Einstein basò la sua teoria dellarelatività ristretta su due presupposti: il principio direlatività di Galileo e la costanza della velocità della luce. Come sostiene Andrzej Dragan, il primo principio è fondamentale, il quale presuppone che in ogni sistema inerziale le leggi della fisica siano le stesse e tutti gli osservatori inerziali siano uguali.
Tipicamente, questo principio si applica agli osservatori che si muovono l’uno rispetto all’altro a velocità inferiori alla velocità della luce (c). Tuttavia, non vi è alcuna ragione fondamentale per cui gli osservatori che si muovono in relazione ai sistemi fisici descritti con velocità superiori alla velocità della luce non dovrebbero esserne soggetti, sostiene Dragan.
Cosa succede quando assumiamo – almeno teoricamente – che il mondo possa essere osservabile da quadri di riferimento superluminali? C’è la possibilità che ciò consenta l’incorporazione dei principi di base della meccanica quantistica nella teoria della relativitàristretta. Questa ipotesi rivoluzionaria del professor Andrzej Dragan e del professor Artur Ekert dell’Università di Oxford è stata presentata per la prima volta due anni fa.

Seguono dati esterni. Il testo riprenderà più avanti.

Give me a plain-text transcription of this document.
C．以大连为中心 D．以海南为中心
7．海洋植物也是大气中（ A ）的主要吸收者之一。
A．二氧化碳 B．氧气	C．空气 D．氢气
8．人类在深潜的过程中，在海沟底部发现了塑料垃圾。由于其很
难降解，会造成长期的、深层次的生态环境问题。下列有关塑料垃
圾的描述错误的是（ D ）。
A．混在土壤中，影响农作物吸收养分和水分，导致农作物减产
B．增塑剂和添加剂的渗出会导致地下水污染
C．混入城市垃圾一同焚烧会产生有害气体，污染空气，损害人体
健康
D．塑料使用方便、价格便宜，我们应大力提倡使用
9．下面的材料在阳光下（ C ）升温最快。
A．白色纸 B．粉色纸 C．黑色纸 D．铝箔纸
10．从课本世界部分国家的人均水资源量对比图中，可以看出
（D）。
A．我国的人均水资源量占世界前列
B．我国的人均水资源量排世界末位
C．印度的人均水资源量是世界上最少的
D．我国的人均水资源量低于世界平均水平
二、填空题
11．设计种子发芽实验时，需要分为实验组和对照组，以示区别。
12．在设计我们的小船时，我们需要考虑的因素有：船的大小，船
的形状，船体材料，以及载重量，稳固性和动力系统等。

Lì hanno considerato il caso semplificato di entrambe le famiglie di osservatori in uno spazio-tempo costituito da due dimensioni: una spaziale e una temporale. Nella loro ultima pubblicazione “Relatività degli osservatori superluminali nello spaziotempo 1 + 3”, un gruppo di 5 fisici ha fatto un ulteriore passo avanti, presentando conclusioni sull’intero spaziotempo quadridimensionale. Gli autori sono partiti dal concetto di spazio-tempo corrispondente alla nostra realtà fisica: con tre dimensioni spaziali e una dimensione temporale.
Tuttavia, dal punto di vista dell’osservatore superluminale, solo una dimensione di questo mondo conserva un carattere spaziale, quella lungo la quale le particelle possono muoversi.
“Le altre tre dimensioni sono dimensioni temporali”, ha spiegato il professor AndrzejDragan.
“Dal punto di vista di un tale osservatore, la particella “invecchia” indipendentemente in ciascuno dei tre tempi. Ma dal nostro punto di vista – mangiatori di pane illuminati – sembra un movimento simultaneo in tutte le direzioni dello spazio, cioè la propagazione di un’onda sferica quantomeccanica associata a una particella”, ha commentato il professor Krzysztof Turzyński, coautore dell’articolo.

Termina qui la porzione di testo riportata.